While all these benefits may appear to be theoretical, let me share with you a local success story that demonstrates how these benefits pan out for a successfully managed listed company.

In 2001, when RB Patel Ltd listed on the South Pacific Stock Exchange, it had a market value of $31.5 million. At the close of trading at the end of 2006, this had grown to $51 million. By the end of June 2016, the company's market value was nearly $93 million.

Similarly, the successful listing of the Vision Investments Limited on the 29th February this year is testimony to the benefits of going public. On the date of listing, the founding shareholders of the company divested over 29.3 million shares for a total consideration of $46.3 million. The shares were bought by both institutional and retail investors. In just 7 months the price of Vision's shares has gone from $1.70 to $2.01. Overall, the value of the company has gone from $176.4 million on the date of listing to $208.6 million today.

Family run local companies who wish to leave behind a legacy after years of hard work and sacrifice now find that the stock market can provide this. It enables continuity and succession planning for the company.

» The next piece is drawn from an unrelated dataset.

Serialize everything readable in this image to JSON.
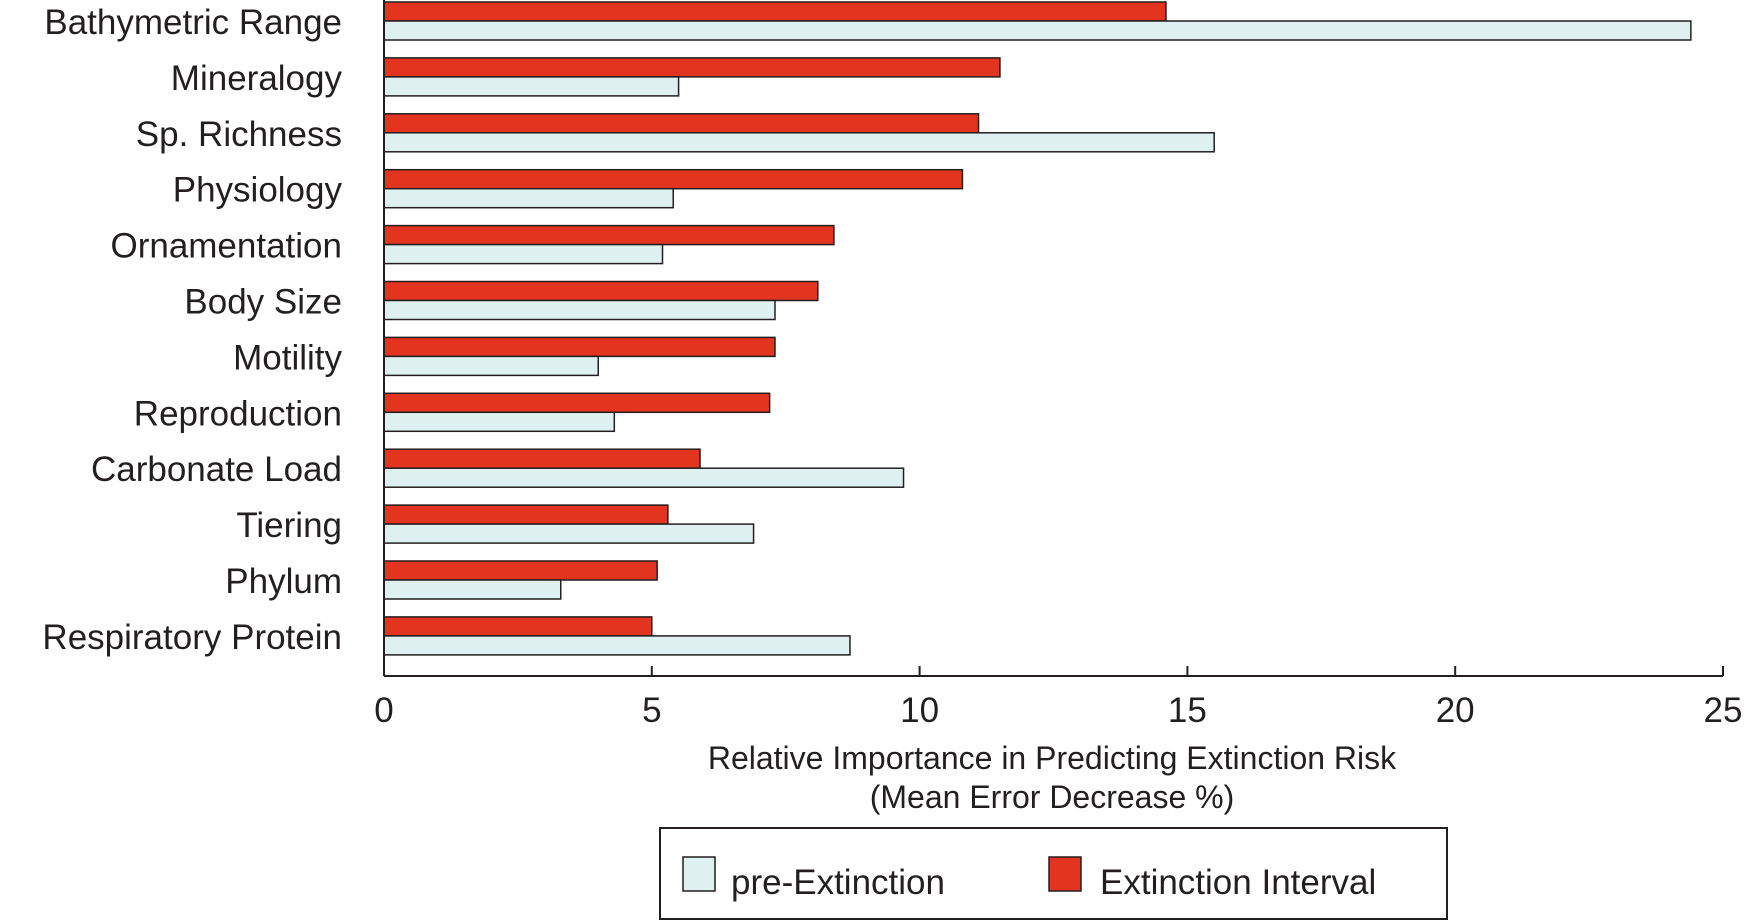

These are only two examples of successful listings on the South Pacific Stock Exchange that have maximised shareholder value. I am sure you will hear other stories of growth and success during the course of today.

Concluding remarks

Ladies and gentlemen, the stock exchange is an excellent platform for savers looking for investments and companies who need more finance to further expand. Currently, the ability of the stock market to maximise shareholders' value is neither truly appreciated nor actively pursued in Fiji. However, with time and more fora like this to raise awareness on the benefits of listing, we expect both potential investors and listed companies to converge on the stock market in search of growth. We will continue the collaborative effort with all stakeholders to reach this full potential.

Finally, I thank Dr. Ali and Lati for their kind invitation to address you today and wish you well in your deliberations.